What is Waver 1.0?
Waver 1.0 is ByteDance’s next-generation video generation model, built on the Rectified Flow Transformer architecture. It supports text-to-video (T2V), image-to-video (I2V), and text-to-image (T2I) generation within a single unified framework, without switching between models. It supports resolutions of up to 1080p and flexible video lengths ranging from 2 to 10 seconds. The model excels at capturing complex motions, producing videos with impressive motion amplitude and strong temporal consistency. On Waver-Bench 1.0 and the Hermes motion benchmark, Waver 1.0 outperforms existing open-source and closed-source models. It also supports multiple artistic styles, including photorealism, animation, clay, plush, and more.

Key Features of Waver 1.0
- 
Unified Generation: Supports T2V, I2V, and T2I generation within a single framework—no model switching required. 
- 
High Resolution & Flexible Length: Outputs up to 1080p with adjustable resolutions, aspect ratios, and durations between 2–10 seconds. 
- 
Complex Motion Modeling: Skilled at capturing intricate motion, ensuring high motion amplitude and temporal consistency. 
- 
Multi-Shot Storytelling: Capable of producing coherent multi-shot narrative videos with consistent themes, visual style, and atmosphere. 
- 
Artistic Style Support: Generates videos in diverse artistic styles such as ultra-realism, animation, clay, and plush. 
- 
Performance Advantage: Outperforms existing open- and closed-source models on Waver-Bench 1.0 and Hermes benchmarks. 
- 
Inference Optimization: Uses APG (Adaptive Parallel Guidance) to reduce artifacts and enhance realism. 
- 
Training Strategy: Begins training on low-resolution videos, then gradually increases resolution to optimize motion modeling. 
- 
Prompt Tagging: Employs labeled prompts to distinguish data types, improving generation quality and accuracy. 
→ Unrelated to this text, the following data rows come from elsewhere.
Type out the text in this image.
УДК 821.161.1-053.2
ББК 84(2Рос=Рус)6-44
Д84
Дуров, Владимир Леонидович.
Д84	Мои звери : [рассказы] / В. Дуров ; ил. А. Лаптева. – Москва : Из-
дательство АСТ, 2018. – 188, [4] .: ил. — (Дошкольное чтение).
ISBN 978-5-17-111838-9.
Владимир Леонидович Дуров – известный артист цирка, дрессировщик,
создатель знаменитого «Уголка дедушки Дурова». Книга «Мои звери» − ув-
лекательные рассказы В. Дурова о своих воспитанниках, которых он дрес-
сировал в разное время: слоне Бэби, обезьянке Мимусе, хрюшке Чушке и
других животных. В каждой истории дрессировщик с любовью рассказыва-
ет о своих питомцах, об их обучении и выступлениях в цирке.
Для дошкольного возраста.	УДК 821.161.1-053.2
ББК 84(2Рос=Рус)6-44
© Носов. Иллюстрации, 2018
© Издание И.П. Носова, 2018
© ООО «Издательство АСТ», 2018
Technical Principles of Waver 1.0
- 
Model Architecture: Waver 1.0 adopts a Hybrid Stream DiT (Diffusion Transformer) architecture. It uses Wan-VAE for compressed video latent variables and integrates flan-t5-xxl and Qwen2.5-32B-Instruct for text features. Video and text modalities are fused via a dual-stream + single-stream approach. 
- 
1080p Generation: The Waver-Refiner (based on DiT) employs a flow-matching training method. Low-resolution videos (480p or 720p) are upsampled to 1080p, then noise is added, enabling high-quality 1080p outputs. A windowed attention mechanism reduces inference steps, significantly improving speed. 
- 
Training Methods: Motion learning begins with 192p videos using extensive compute resources, then scales up progressively to 480p and 720p. Following SD3’s flow-matching setup, sigma shift values are gradually increased during higher-resolution training. 
- 
Prompt Tagging: Different types of training data are distinguished with style and quality labels. During inference, negative prompts (e.g., “low resolution” or “slow motion”) are added to suppress poor-quality outputs. 
- 
Inference Optimization (APG): APG decomposes CFG (Classifier-Free Guidance) updates into parallel and orthogonal components, reducing the weight of the parallel component. This prevents oversaturation and enhances realism while reducing artifacts. 
Waver 1.0 Project Links
- 
Official Website: http://www.waver.video/ 
- 
GitHub Repository: https://github.com/FoundationVision/Waver 
- 
arXiv Paper: https://arxiv.org/pdf/2508.15761 
Application Scenarios of Waver 1.0
- 
Content Creation: Transform text into vivid videos for storytelling, advertising, or short films. 
- 
Product Showcase: Convert product images into dynamic display videos for e-commerce, live streaming, or virtual try-on. 
- 
Education & Training: Turn teaching content or training documents into interactive videos, enhancing learning experiences. 
- 
Social Media: Rapidly generate engaging, shareable video content to attract user attention. 
- 
Animation Production: Convert static images into animations, suitable for character-driven stories and special effects. 
- 
Game Development: Generate dynamic scenes and character animations to enrich immersive gameplay experiences.